Although many historical pieces on display at the Miners Foundry, the Joseph Mayer pipe organ is a definite favorite. Born May 27, 1823 in Baden Wurttemberg, Germany, Joseph Severin Mayer was the first builder of organs in California. He immigrated to the United States in 1853 and initially worked in several organ factories in New York City. Eighteen months later, he left for California to try his luck in the gold fields. He prospected throughout the Mother Lode Country, but fortune did not favor his quest. He settled in Marysville in 1856 and eventually moved to San Francisco, where he established a successful organ business on the south side of Page Street, near Octavia. Joseph Mayer passed away on October 15, 1909 in San Francisco.
The organ was originally built in 1872 for a Jewish Temple located on lower Post Street.
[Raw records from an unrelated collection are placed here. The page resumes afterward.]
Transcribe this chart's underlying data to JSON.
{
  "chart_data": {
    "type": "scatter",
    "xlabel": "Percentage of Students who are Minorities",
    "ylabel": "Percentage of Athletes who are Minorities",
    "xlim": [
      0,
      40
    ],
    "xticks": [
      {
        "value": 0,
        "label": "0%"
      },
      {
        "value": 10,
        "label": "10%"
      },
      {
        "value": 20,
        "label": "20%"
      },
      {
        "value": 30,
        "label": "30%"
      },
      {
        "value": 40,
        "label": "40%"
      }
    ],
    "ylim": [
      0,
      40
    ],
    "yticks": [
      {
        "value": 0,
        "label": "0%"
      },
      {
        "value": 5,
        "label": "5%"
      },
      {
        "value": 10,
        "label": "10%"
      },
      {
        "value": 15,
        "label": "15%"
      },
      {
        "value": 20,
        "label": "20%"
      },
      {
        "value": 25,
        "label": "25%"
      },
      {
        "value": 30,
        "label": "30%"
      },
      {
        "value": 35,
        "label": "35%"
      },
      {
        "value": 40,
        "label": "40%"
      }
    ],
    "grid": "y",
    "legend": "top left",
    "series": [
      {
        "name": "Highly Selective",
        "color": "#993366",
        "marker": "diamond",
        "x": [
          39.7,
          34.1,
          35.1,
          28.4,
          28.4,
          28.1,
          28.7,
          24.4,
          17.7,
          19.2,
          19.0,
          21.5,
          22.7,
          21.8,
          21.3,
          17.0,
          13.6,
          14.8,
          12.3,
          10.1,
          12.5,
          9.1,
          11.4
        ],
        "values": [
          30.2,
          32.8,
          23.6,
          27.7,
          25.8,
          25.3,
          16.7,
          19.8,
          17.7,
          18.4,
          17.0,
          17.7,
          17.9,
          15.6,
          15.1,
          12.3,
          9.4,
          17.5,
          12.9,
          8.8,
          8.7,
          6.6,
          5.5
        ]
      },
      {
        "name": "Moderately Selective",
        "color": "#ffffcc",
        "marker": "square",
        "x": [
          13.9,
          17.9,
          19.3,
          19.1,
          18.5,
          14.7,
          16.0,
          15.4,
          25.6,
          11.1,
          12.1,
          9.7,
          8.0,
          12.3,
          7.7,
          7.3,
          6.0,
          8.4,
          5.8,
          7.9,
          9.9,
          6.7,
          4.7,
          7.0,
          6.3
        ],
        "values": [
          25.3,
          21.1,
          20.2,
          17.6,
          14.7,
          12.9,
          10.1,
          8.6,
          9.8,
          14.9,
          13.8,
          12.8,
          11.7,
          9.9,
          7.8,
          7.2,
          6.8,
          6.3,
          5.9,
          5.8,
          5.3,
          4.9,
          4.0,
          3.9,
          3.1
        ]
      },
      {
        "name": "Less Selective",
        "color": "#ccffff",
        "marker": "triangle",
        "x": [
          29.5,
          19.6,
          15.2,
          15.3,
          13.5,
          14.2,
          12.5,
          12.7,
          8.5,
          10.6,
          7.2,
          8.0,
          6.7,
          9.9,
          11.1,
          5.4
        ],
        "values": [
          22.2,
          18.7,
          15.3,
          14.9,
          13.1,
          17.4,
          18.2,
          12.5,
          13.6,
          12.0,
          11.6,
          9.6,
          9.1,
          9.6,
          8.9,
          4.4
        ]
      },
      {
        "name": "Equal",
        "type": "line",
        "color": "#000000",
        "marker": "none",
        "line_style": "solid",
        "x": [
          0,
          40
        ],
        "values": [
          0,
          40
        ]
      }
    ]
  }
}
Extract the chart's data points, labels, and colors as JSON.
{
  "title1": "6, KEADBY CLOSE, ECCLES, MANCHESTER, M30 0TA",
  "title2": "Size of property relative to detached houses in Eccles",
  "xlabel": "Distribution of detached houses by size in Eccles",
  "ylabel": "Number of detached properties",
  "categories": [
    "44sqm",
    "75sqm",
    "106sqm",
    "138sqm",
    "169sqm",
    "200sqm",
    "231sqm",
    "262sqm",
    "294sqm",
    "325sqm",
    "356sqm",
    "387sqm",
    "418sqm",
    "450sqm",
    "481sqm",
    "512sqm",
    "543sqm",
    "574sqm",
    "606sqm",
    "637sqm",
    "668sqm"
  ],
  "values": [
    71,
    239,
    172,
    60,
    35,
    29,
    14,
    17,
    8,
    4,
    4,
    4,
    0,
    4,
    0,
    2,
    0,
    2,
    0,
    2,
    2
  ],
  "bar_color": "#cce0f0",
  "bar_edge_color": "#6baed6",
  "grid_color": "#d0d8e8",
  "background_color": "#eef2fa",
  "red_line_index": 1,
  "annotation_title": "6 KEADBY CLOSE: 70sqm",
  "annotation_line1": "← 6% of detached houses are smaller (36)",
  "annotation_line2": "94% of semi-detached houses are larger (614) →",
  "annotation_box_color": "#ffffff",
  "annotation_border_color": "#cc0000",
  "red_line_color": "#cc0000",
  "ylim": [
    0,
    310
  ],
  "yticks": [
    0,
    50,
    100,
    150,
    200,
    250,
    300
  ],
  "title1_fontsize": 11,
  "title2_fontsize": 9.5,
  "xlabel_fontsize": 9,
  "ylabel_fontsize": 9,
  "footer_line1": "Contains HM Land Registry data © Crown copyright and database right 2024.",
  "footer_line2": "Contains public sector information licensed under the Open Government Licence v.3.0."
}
The congregation moved to a new building near Laguna in 1899. The organ moved with the congregation and therefore survived the Great Earthquake and Fire of 1906. The Temple later became the Zen Soto Mission, a Buddhist sect and the organ, not needed for services, was nearly forgotten. In 1966 a pipe organ technician named Paul Alexander discovered the organ in a dilapidated state and spent the next five years rebuilding it, together with Robert Hunt. The keyboards, main frame, manual actions, stop knobs, and wooden pipes are all original. Of the twenty eight organs built by Mayer in San Francisco, the only piece surviving to this day is the organ housed at the Miners Foundry.
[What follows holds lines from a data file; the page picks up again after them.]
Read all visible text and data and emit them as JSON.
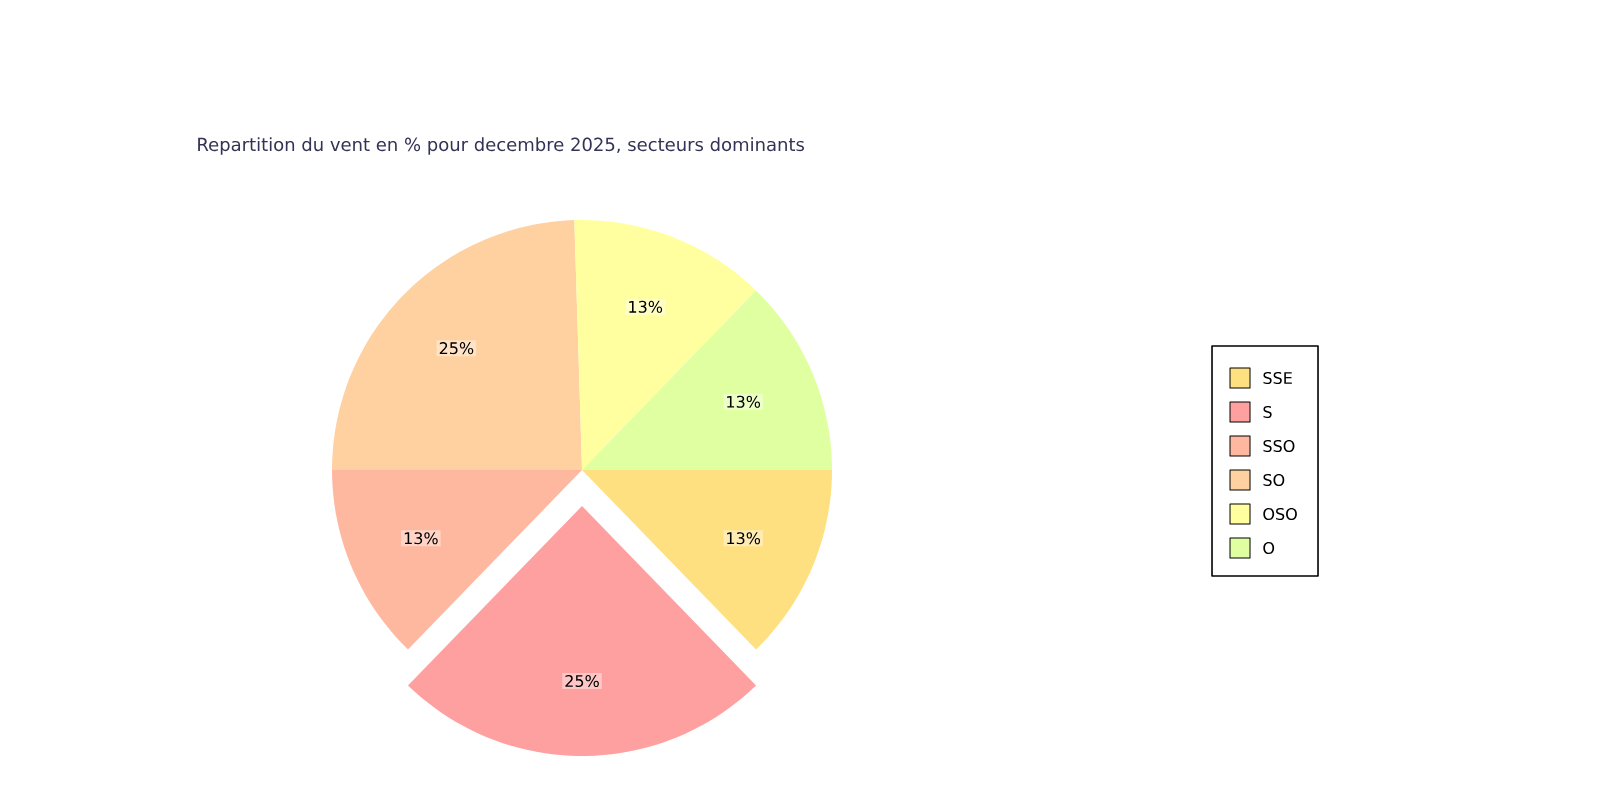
{
  "chart_data": {
    "type": "pie",
    "title": "Repartition du vent en % pour decembre 2025, secteurs dominants",
    "categories": [
      "SSE",
      "S",
      "SSO",
      "SO",
      "OSO",
      "O"
    ],
    "values": [
      13,
      25,
      13,
      25,
      13,
      13
    ],
    "value_labels": [
      "13%",
      "25%",
      "13%",
      "25%",
      "13%",
      "13%"
    ],
    "colors": [
      "#ffe080",
      "#ffa0a0",
      "#ffb8a0",
      "#ffd0a0",
      "#ffffa0",
      "#e0ffa0"
    ],
    "legend": "right"
  }
}
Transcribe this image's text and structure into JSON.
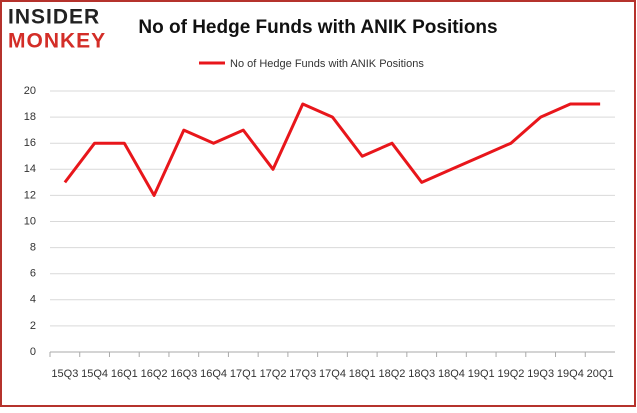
{
  "logo": {
    "line1": "INSIDER",
    "line2": "MONKEY"
  },
  "chart_data": {
    "type": "line",
    "title": "No of Hedge Funds with ANIK Positions",
    "categories": [
      "15Q3",
      "15Q4",
      "16Q1",
      "16Q2",
      "16Q3",
      "16Q4",
      "17Q1",
      "17Q2",
      "17Q3",
      "17Q4",
      "18Q1",
      "18Q2",
      "18Q3",
      "18Q4",
      "19Q1",
      "19Q2",
      "19Q3",
      "19Q4",
      "20Q1"
    ],
    "series": [
      {
        "name": "No of Hedge Funds with ANIK Positions",
        "color": "#e8161b",
        "values": [
          13,
          16,
          16,
          12,
          17,
          16,
          17,
          14,
          19,
          18,
          15,
          16,
          13,
          14,
          15,
          16,
          18,
          19,
          19
        ]
      }
    ],
    "ylim": [
      0,
      20
    ],
    "yticks": [
      0,
      2,
      4,
      6,
      8,
      10,
      12,
      14,
      16,
      18,
      20
    ],
    "grid": true,
    "legend": "top"
  }
}
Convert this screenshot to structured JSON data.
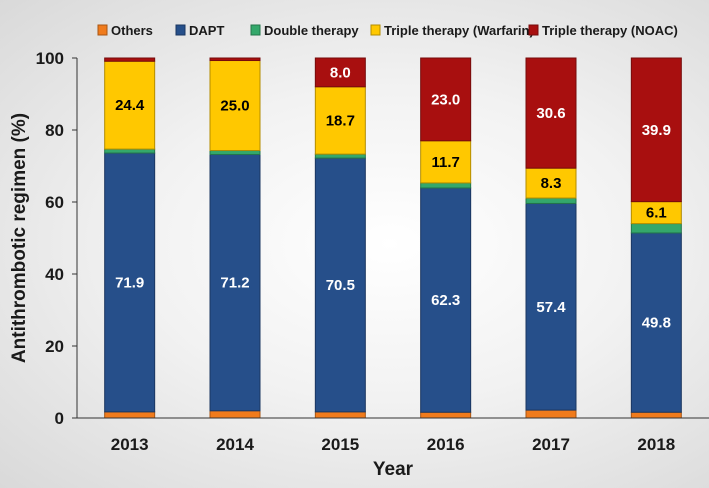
{
  "chart_data": {
    "type": "bar",
    "stacked": true,
    "title": "",
    "xlabel": "Year",
    "ylabel": "Antithrombotic regimen (%)",
    "ylim": [
      0,
      100
    ],
    "yticks": [
      0,
      20,
      40,
      60,
      80,
      100
    ],
    "grid": false,
    "legend_position": "top",
    "categories": [
      "2013",
      "2014",
      "2015",
      "2016",
      "2017",
      "2018"
    ],
    "series": [
      {
        "name": "Others",
        "color": "#f07b1c",
        "values": [
          1.7,
          2.0,
          1.7,
          1.6,
          2.2,
          1.6
        ],
        "labels": [
          "",
          "",
          "",
          "",
          "",
          ""
        ],
        "label_color": "#ffffff"
      },
      {
        "name": "DAPT",
        "color": "#264f8a",
        "values": [
          71.9,
          71.2,
          70.5,
          62.3,
          57.4,
          49.8
        ],
        "labels": [
          "71.9",
          "71.2",
          "70.5",
          "62.3",
          "57.4",
          "49.8"
        ],
        "label_color": "#ffffff"
      },
      {
        "name": "Double therapy",
        "color": "#34a86b",
        "values": [
          1.1,
          1.1,
          1.1,
          1.4,
          1.5,
          2.6
        ],
        "labels": [
          "",
          "",
          "",
          "",
          "",
          ""
        ],
        "label_color": "#ffffff"
      },
      {
        "name": "Triple therapy (Warfarin)",
        "color": "#ffc800",
        "values": [
          24.4,
          25.0,
          18.7,
          11.7,
          8.3,
          6.1
        ],
        "labels": [
          "24.4",
          "25.0",
          "18.7",
          "11.7",
          "8.3",
          "6.1"
        ],
        "label_color": "#000000"
      },
      {
        "name": "Triple therapy (NOAC)",
        "color": "#a80f0f",
        "values": [
          0.9,
          0.7,
          8.0,
          23.0,
          30.6,
          39.9
        ],
        "labels": [
          "",
          "",
          "8.0",
          "23.0",
          "30.6",
          "39.9"
        ],
        "label_color": "#ffffff"
      }
    ]
  }
}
The organ was purchased in 1974 by David Osborn and Charles Woods, and installed in what was then the American Victorian Museum, now known as the Miners Foundry Cultural Center. A dedicatory recital was given by Reiko Oda-Lane on November 30, 1974, one hundred and two years after the organ was built. Many more organ concerts followed, to the delight of the Nevada County community. Sadly, the roof over the organ deteriorated over the years and leaks caused severe damage to the instrument, rendering it not playable. The organ remains a favorite historical piece for all who visit the Miners Foundry, and is a feature of our annual Fright Night Celebration.